Created LogAndRedirectOnErrorAttribute class that uses abstract class FilterAttribute and implements IExceptionFilter as shown below:

public class LogAndRedirectOnErrorAttribute : FilterAttribute,IExceptionFilter 
    {
        public void OnException(ExceptionContext filterContext)
        {
            //Do logging here
            Util.LogError(Utility.GetExceptionDetails(filterContext.Exception), TraceEventType.Critical.ToString());

            //redirect to error handler
            filterContext.Result = new RedirectToRouteResult(new RouteValueDictionary(
                new { controller = "Error", action = "Index" }));

            // Stop any other exception handlers from running
            filterContext.ExceptionHandled = true;

            // CLear out anything already in the response
            filterContext.HttpContext.Response.Clear();
        }
    }

And on Each Controller Class where necessary, use the above attribute:

[LogAndRedirectOnError]
public class AccountController:Controller
{
.....
}

2 Comments

The filter implementation is very tidy. Have you considered creating a base class for your controllers to derive from that has the filter applied to it? This would reduce the usage of the filter attribute.
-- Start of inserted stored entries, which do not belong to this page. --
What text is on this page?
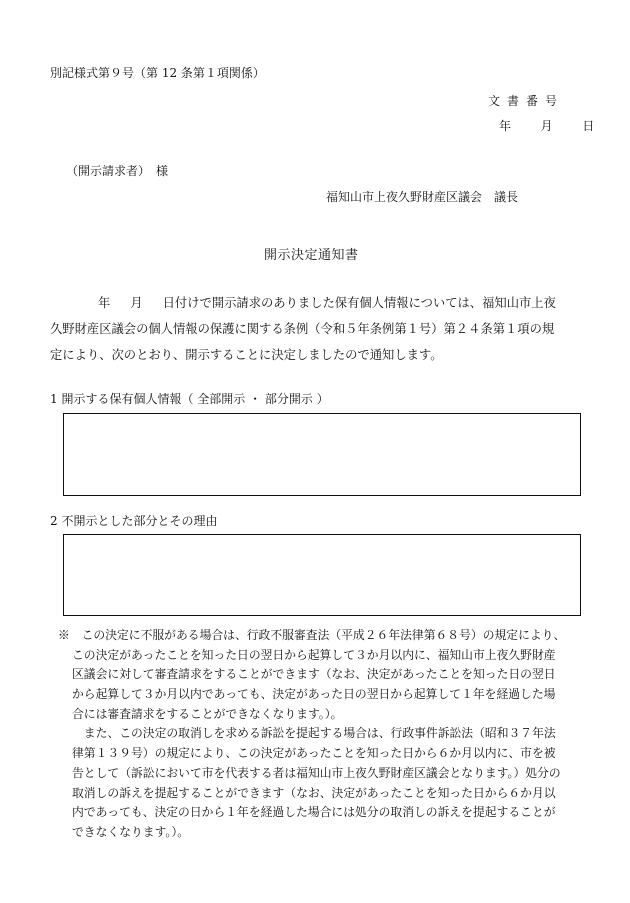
別記様式第９号（第 12 条第１項関係）
文書番号
年 月 日
（開示請求者）　様
福知山市上夜久野財産区議会　議長
開示決定通知書
年 月 日付けで開示請求のありました保有個人情報については、福知山市上夜
久野財産区議会の個人情報の保護に関する条例（令和５年条例第１号）第２４条第１項の規
定により、次のとおり、開示することに決定しましたので通知します。
1 開示する保有個人情報（ 全部開示 ・ 部分開示 ）
2 不開示とした部分とその理由
※　この決定に不服がある場合は、行政不服審査法（平成２６年法律第６８号）の規定により、
この決定があったことを知った日の翌日から起算して３か月以内に、福知山市上夜久野財産
区議会に対して審査請求をすることができます（なお、決定があったことを知った日の翌日
から起算して３か月以内であっても、決定があった日の翌日から起算して１年を経過した場
合には審査請求をすることができなくなります。）。
　また、この決定の取消しを求める訴訟を提起する場合は、行政事件訴訟法（昭和３７年法
律第１３９号）の規定により、この決定があったことを知った日から６か月以内に、市を被
告として（訴訟において市を代表する者は福知山市上夜久野財産区議会となります。）処分の
取消しの訴えを提起することができます（なお、決定があったことを知った日から６か月以
内であっても、決定の日から１年を経過した場合には処分の取消しの訴えを提起することが
できなくなります。）。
You might also pass the logger dependency into the base class constructor, ideally as an interface and employ an IoC container to handle the construction logic.
You could simply add that attribute as a filter so it will be on all controllers by default: filters.Add(new LogAndRedirectOnErrorAttribute ()); It's also questionable to include redirecting in this handler since you could use the already built in customErrors functionality instead and let it be configurable.